On the other hand, Reuven's father David Malter is a Zionist spokesman and revered teacher. Great? Perhaps, in the eyes of his son and some of his colleagues. In a contemporary sense, neither father is very great, but more symbolic. 

Though they both hold scholarship and study primary, neither father is particularly happy about the life direction of either of their sons. These directions relate to the main themes of the story. The key issues of the narrative are the reaction to the Holocaust, the survival of the Jewish people and the interpreted paths of each of the young men. These paths relate to individuality versus family as well as tradition versus modernity.
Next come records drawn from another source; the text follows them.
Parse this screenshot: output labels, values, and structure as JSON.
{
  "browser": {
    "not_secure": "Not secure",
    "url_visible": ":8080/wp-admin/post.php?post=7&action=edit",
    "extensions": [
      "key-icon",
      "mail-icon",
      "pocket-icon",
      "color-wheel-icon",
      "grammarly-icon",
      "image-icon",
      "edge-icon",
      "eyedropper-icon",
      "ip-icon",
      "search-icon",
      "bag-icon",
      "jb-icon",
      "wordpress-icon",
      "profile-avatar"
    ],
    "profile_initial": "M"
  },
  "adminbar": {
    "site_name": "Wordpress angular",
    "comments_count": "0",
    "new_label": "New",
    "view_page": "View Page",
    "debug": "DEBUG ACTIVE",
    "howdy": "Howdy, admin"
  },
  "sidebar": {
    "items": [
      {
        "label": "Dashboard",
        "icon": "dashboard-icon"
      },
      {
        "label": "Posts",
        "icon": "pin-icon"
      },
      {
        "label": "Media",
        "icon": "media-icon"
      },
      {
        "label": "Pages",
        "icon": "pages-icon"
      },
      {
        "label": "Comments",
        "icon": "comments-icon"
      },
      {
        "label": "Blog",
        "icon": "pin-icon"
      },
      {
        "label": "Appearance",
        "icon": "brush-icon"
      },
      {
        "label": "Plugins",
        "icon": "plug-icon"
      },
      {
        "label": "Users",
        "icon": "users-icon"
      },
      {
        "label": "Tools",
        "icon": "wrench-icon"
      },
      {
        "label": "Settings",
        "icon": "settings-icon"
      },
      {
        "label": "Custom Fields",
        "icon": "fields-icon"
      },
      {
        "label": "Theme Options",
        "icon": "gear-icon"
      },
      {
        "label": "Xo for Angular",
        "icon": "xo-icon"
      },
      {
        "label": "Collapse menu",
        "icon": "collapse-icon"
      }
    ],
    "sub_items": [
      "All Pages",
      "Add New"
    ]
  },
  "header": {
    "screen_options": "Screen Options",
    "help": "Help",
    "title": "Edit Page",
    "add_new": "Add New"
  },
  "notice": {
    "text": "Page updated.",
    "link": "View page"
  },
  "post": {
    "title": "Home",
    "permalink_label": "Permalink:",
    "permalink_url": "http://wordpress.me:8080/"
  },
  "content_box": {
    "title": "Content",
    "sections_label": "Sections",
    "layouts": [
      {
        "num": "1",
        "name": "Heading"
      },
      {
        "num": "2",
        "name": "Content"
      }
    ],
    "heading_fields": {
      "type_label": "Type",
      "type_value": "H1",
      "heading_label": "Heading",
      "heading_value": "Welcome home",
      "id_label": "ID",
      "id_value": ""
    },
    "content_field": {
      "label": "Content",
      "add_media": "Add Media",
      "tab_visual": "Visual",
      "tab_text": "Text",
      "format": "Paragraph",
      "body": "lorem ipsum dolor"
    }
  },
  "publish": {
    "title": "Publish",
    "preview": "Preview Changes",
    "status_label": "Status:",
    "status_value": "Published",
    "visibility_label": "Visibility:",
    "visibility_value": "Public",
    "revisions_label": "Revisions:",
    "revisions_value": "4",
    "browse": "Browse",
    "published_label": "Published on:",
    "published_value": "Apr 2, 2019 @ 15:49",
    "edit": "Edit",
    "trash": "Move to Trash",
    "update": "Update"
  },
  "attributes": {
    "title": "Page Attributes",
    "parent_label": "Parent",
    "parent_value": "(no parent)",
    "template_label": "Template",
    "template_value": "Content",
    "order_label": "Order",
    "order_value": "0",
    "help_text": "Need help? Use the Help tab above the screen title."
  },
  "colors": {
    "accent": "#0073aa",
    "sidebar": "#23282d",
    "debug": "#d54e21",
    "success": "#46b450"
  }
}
Zachary Eisenstat as Young Reuven and Luke Murtha as Danny Saunders portray their roles very naturalistically. They appear to be two young men in a developing friendship. Joel Colodner as Reb Saunders seems fine if not particularly spiritually inspiring or Biblically heroic in statue. However, Will McGarrahan as David Malter appears a bit flat and did not seem to resonate as the character was described by the narrator. This may be a function of the lack of playwright emphasis on the character.

Though he played two other minor roles as well, Charles Linshaw as the adult Reuven Malter, the narrator from the future remembering his past history, was rather disharmonious on many levels. First he was much shorter and smaller than his youthful self played by Zach Eisenstat. The size differential would have worked reversed. His Brooklyn accents were weak at best, silly at worst for his two other roles as coach and donor.

The set was confusing rather than visually appealing. Was it a structure, a home or a synagogue? By trying to be all three and more, it just didn't work. Instead of darkly mood-provoking, it was just dark and vaguely forboding as well as somewhat sad.

However, even with these various criticisms, the drama does work on many levels. The major weakness is the simplification and softening of the strongest aspects of the novel as it has been translated into a stage play. The play itself is a story of acceptance and understanding in a historical and ethnic context.

Overall the acting is quite solid, the narrative flows and the resolution of the play speaks to the social and intellectual problems and issues of the prescriptive as opposed to the subscriptive life.

The Chosen dramatizes the conflicts of tradition over free choice. This a story that magnifies individual actions and decisions into universal experience. It is a strongly spiritual narrative with a quite human countenance.